The Ōtaki Pottery Club is holding its 11th Festival of Pots and Garden Art at Anam Cara Gardens from January 18-26.
Anam Cara, at 150 Rangiuru Road, has four hectares of gardens, making an ideal setting for pottery club and clay artists from around New Zealand to exhibit their work. It offers a perfect summer’s day out, to wander the gardens, relax with a coffee and homemade baking, and find a treasure to take home.
Artists will be demonstrating their work throughout the festival. The demonstrations will include wheel and hand pottery, woodworking, sculpture, and blacksmithing.
Guest artists this year are Debbie Pointon, Fiona Tunnicliffe and Bruce Walford.
Bruce Walford is a ceramic artist born in South Africa. He was just 16 when he began his apprenticeship in ceramics and design under world-renowned ceramicist Federico Fabbrini.
Bruce has established studios and practised his craft in Florence, Edinburgh, Cape Town and Noosa and now lives near Palmerston North.
He is constantly pushing the boundaries to produce fresh, unique statement pieces and organic and freeform tableware.
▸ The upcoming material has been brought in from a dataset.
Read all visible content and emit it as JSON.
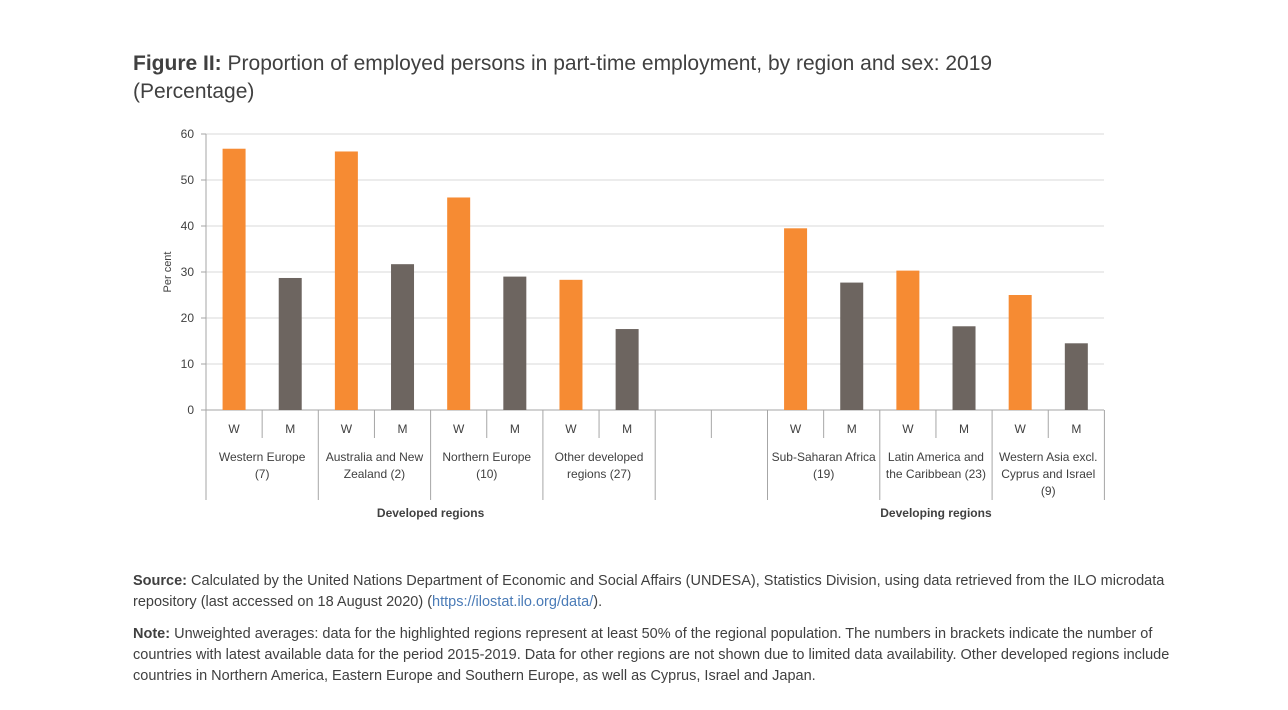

Also a glazing pro, he is currently working on his own translucent porcelain clays to create a perfect canvas for his reduction lustre and crystalline glazes.
Fiona Tunnicliffe has a passion for clay kindled during her school years. She did the ceramics course at Whanganui Polytechnic, expanding her knowledge and expertise under the tuition of George Kojis, Ross Mitchell-Anyon and Paul Winspear, and later completed the Otago diploma in ceramic art.
Fiona is best known for creating animal figures in various forms. Her unique creations and surface treatments of the clay make her work highly collectable.
Debbie Pointon is a multi-media artist working in the fields of painting, sculpture, doll art and assemblage box art.
She enjoys the complexities of deconstruction by tearing fabric and papers to produce layered images. Debbie is an elected member of the NZ Academy of Fine Art and her work is held in many public and private collections.
Debbie’s box-art pieces, intricate assemblages crafted from antique furniture, ornaments, and other assorted paraphernalia, are like antique memento boxes.